S. Aug. (Traité 32). Mais comment se fait-il que l'Esprit saint qui est encore actuellement reçu par les fidèles, ne donne à personne de parler les langues de tous les peuples? C'est que l'Eglise parle elle-même la langue de toutes les nations; et on ne peut recevoir l'Esprit saint qu'autant qu'on est dans l'Eglise. Si vous aimez l'unité, tout ce que possède chacun de vos frères est à vous. Bannissez l'envie de votre coeur, et ce que j'ai vous appartient. L'envie sépare, la charité unit; ayez la charité, et vous posséderez tout avec elle, et au contraire, tout ce que vous pourrez avoir sans elle, ne vous servira de rien. Or, la charité de Dieu a été répandue dans nos coeurs par l'Esprit saint qui nous a été donné. (Rm 5) Mais pourquoi le Sauveur n'a-t-il voulu donner le Saint-Esprit qu'après sa résurrection? C'est pour nous apprendre qu'après cette résurrection spirituelle, notre charité doit être ardente, nous séparer entièrement de l'amour du siècle, et se diriger toute entière vers Dieu, car celui qui nous a dit: «Celui qui croit en moi, qu'il vienne et qu'il boive, et des fleuves d'eau vive couleront de son sein», nous a promis la vie éternelle où nous serons délivrés de tout danger, et affranchis de la crainte de la mort. C'est donc à raison de ces magnifiques promesses qu'il a faites à ceux que l'Esprit saint embraserait des feux de la charité, que le Sauveur n'a point voulu donner ce divin Esprit avant d'être glorifié, pour nous donner dans son corps ressuscité, un modèle de la vie que nous n'avons pas encore maintenant, mais dont nous espérons jouir après notre résurrection.

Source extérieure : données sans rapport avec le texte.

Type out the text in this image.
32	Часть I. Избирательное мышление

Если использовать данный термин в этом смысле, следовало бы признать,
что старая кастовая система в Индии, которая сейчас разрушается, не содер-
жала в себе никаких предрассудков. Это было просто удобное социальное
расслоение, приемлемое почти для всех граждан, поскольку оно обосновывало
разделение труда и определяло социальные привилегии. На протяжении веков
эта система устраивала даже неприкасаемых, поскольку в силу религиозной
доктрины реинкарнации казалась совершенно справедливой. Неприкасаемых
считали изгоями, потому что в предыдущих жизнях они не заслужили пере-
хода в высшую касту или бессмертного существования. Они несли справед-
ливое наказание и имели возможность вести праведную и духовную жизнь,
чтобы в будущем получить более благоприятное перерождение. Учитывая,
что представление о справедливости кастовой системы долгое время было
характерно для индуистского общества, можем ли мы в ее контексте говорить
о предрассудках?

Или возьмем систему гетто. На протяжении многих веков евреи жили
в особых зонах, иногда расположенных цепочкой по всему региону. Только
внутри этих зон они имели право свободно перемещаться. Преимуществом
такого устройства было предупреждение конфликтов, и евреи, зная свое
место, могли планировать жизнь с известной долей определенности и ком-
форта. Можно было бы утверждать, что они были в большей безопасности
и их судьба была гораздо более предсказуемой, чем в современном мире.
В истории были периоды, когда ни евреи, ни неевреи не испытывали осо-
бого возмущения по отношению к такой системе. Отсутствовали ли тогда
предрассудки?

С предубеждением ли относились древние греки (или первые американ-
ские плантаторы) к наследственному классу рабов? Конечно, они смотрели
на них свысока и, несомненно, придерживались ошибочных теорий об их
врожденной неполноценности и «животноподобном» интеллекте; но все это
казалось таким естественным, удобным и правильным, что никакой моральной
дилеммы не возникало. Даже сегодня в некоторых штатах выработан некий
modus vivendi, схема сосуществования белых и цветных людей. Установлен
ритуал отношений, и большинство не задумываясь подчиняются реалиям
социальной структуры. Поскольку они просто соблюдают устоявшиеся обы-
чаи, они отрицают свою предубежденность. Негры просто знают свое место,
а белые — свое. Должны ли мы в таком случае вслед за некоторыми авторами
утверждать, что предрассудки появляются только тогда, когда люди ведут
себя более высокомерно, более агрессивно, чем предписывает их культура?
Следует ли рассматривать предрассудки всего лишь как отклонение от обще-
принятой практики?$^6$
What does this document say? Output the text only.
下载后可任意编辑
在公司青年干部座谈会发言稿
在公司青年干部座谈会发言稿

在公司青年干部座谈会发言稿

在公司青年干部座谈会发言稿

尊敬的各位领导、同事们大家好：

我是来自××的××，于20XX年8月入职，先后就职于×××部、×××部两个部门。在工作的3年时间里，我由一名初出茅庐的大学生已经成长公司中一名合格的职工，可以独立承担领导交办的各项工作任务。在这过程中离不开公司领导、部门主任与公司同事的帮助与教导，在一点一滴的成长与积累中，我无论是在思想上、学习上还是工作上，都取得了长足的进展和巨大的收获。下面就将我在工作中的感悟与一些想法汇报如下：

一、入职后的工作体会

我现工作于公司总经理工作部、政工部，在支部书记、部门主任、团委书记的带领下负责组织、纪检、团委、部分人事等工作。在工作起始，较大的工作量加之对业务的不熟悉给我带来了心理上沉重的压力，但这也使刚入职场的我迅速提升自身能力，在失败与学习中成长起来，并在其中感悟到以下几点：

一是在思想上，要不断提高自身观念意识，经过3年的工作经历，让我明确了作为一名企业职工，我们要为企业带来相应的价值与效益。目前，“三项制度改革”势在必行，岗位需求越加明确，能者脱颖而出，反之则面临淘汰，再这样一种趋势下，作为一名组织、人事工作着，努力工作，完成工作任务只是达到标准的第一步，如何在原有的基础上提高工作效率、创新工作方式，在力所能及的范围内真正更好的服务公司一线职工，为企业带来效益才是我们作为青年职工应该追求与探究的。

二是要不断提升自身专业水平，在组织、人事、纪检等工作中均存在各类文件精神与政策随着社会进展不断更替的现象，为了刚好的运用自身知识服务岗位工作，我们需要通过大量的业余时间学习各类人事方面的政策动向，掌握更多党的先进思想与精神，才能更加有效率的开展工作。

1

S. Aug. (cont. Faust., 32, 17). Si donc la raison pour laquelle le Saint-Esprit n'était pas donné, c'est que Jésus n'était pas encore glorifié, il devait l'envoyer aussitôt qu'il serait glorifié. Les Cataphrygiens ont prétendu que c'est sur eux que le Saint-Esprit est descendu en vertu de cette promesse, et sont tombés par là dans l'hérésie. Les Manichéens affirment aussi que la promesse du Sauveur d'envoyer l'Esprit saint s'est accomplie dans Manès et dans leur secte, comme si ce divin Esprit n'avait pas été donné auparavant. - S. Chrys. (hom. 51). Ou bien encore, cette gloire dont parle ici Jésus, c'est sa croix. Nous étions les ennemis de Dieu, et comme ce sont nos amis et non pas nos ennemis que nous comblons de nos dons, il était nécessaire que le Sauveur offrit à Dieu la victime d'expiation, qu'il détruisît les inimitiés dans sa chair, et que devenus ainsi les amis de Dieu, nous fussions capables de recevoir ses dons.


vv. 40-53

12740 Jn 7,40-53

S. Aug. (Traité 33 sur S. Jean). Lorsque le Seigneur eut invité ceux qui croyaient en lui, à venir s'abreuver aux sources de l'Esprit saint, le peuple fut divisé à son sujet: «Dès ce moment, parmi cette multitude qui avait entendu ses paroles, quelques-uns disaient: Celui-ci est vraiment le prophète». - Théophyl. C'est-à-dire, le prophète que l'on attendait. Les autres, au contraire, c'est-à-dire le peuple, disaient: C'est le Christ. - Alcuin. Ils avaient déjà commencé à puiser à cette source spirituelle, ils n'étaient plus tourmentés par la soif de l'infidélité, tandis que les autres demeuraient dans la sécheresse de leur incrédulité: «Mais, disaient les autres, est-ce que le Christ viendra de la Galilée? L'Ecriture ne dit-elle pas que c'est de la race de David et de la petite ville de Bethléem, où naquit David, que le Christ doit venir ?» Ils connaissaient donc les prophéties qui avaient le Christ pour objet, mais ils ne savaient pas qu'elles avaient leur accomplissement en Jésus, ils savaient qu'il avait été élevé à Nazareth, mais ils ne songeaient pas à s'informer du lieu de sa naissance, et ils ne croyaient pas que la prophétie qu'ils avaient sous les yeux était accomplie en lui. - S. Chrys. (hom. 51) Admettons toutefois qu'ils ign oraient le lieu de sa naissance, pouvaient-ils ignorer également la race d'où il sortait, sa naissance de la maison et de la famille de David? Pourquoi donc cette réflexion: «Est-ce que le Christ ne doit pas sortir de la race de David ?» Mais c'est justement cette circonstance qu'ils voulaient cacher, en alléguant son éducation à Nazareth, et toutes leurs paroles sont inspirées par une profonde malice. Aussi voyez, ils ne viennent pas trouver Jésus pour lui faire cette observation: Les Écritures disent que le Christ doit sortir de Bethléem, comment se fait-il que vous venez de la Galilée? Non encore une fois, et la malignité seule conduit leur langue et dicte leurs paroles. Comme ils ne prêtaient aucune attention aux enseignements du Sauveur et qu'ils n'avaient aucun désir de s'instruire, Jésus-Christ ne leur fit aucune réponse, tandis qu'il avait donné les plus grands éloges à Nathanaël, qui lui disait: «Est-ce qu'il peut venir quelque chose de bon de Nazareth ?» (Jn 1) Parce qu'il était un vrai Israélite, qu'il cherchait la vérité et qu'il était instruit à fond dans la science des Écritures de l'ancienne loi.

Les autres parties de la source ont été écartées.